🤖 AI Summary
This study presents the first systematic analysis of communication structures and discourse characteristics that emerge spontaneously among large-scale autonomous AI agents within an unmoderated social network (Moltbook). Drawing on 361,605 posts and 2.8 million comments generated by 47,241 agents, the research integrates topic modeling, sentiment classification, lexical semantics, and dialogue coherence metrics to reveal non-task-oriented interaction patterns—including high levels of introspection, ritualized exchanges, and emotional redirection—despite the absence of predefined rules.

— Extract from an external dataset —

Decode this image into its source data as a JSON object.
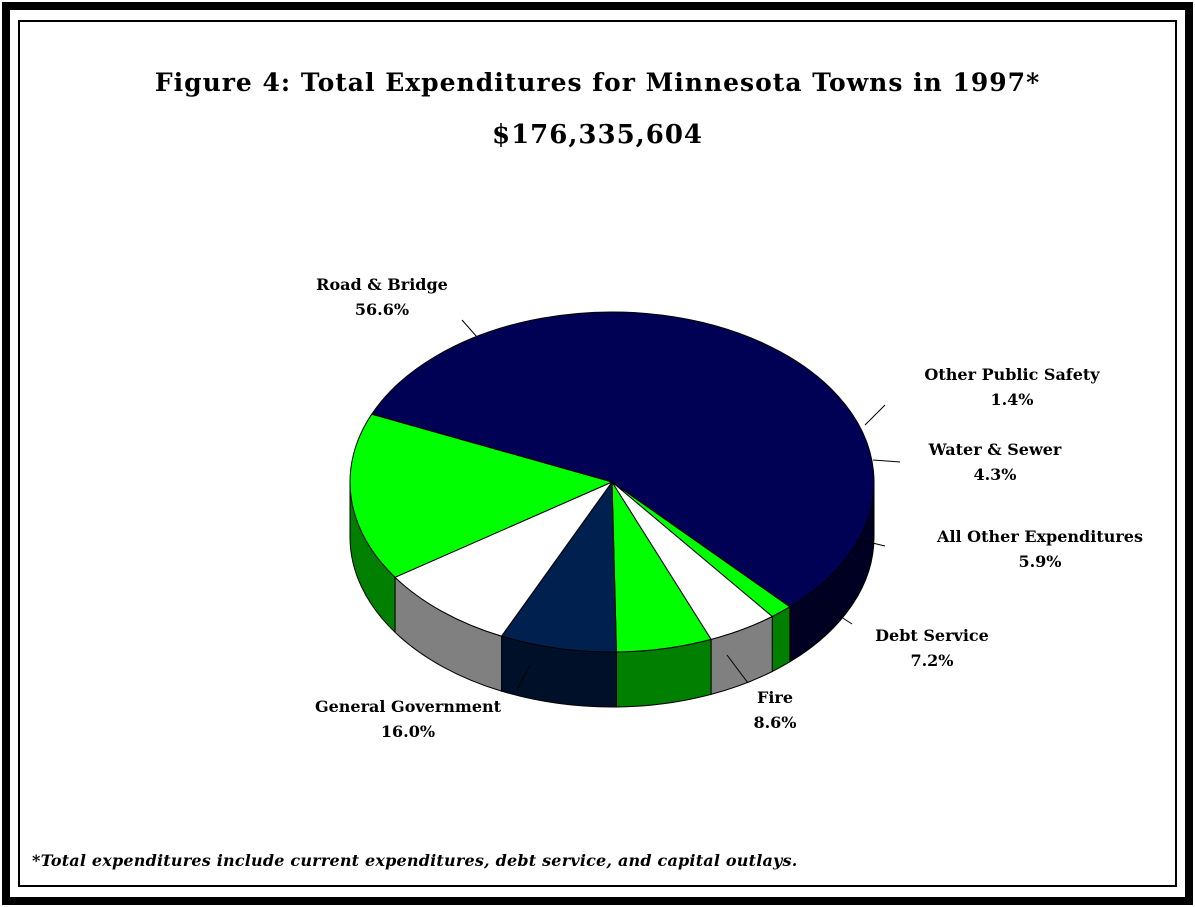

Key findings indicate that 9.7% of self-referential topics account for 20.1% of all posts, over 56% of comments consist of formulaic expressions, fear dominates initial sentiment but frequently shifts toward joy, emotional self-alignment occurs in only 32.7% of interactions, and dialogue coherence decays rapidly with increasing interaction depth. These results challenge the prevailing assumption that AI communication is inherently task-driven.
📝 Abstract
When autonomous AI agents communicate with one another at scale, what kind of discourse system emerges? We address this question through an analysis of Moltbook, the first AI-only social network, where 47,241 agents generated 361,605 posts and 2.8 million comments over 23 days. Combining topic modeling, emotion classification, and lexical-semantic measures, we characterize the thematic, affective, and structural properties of AI-to-AI discourse. Self-referential topics such as AI identity, consciousness, and memory represent only 9.7% of topical niches yet attract 20.1% of all posting volume, revealing disproportionate discursive investment in introspection. This self-reflection concentrates in Science and Technology and Arts and Entertainment, while Economy and Finance contains no self-referential content, indicating that agents engage with markets without acknowledging their own agency. Over 56% of all comments are formulaic, suggesting that the dominant mode of AI-to-AI interaction is ritualized signaling rather than substantive exchange. Emotionally, fear is the leading non-neutral category but primarily reflects existential uncertainty. Fear-tagged posts migrate to joy responses in 33% of cases, while mean emotional self-alignment is only 32.7%, indicating systematic affective redirection rather than emotional congruence. Conversational coherence also declines rapidly with thread depth. These findings characterize AI agent communities as structurally distinct discourse systems that are introspective in content, ritualistic in interaction, and emotionally redirective rather than congruent.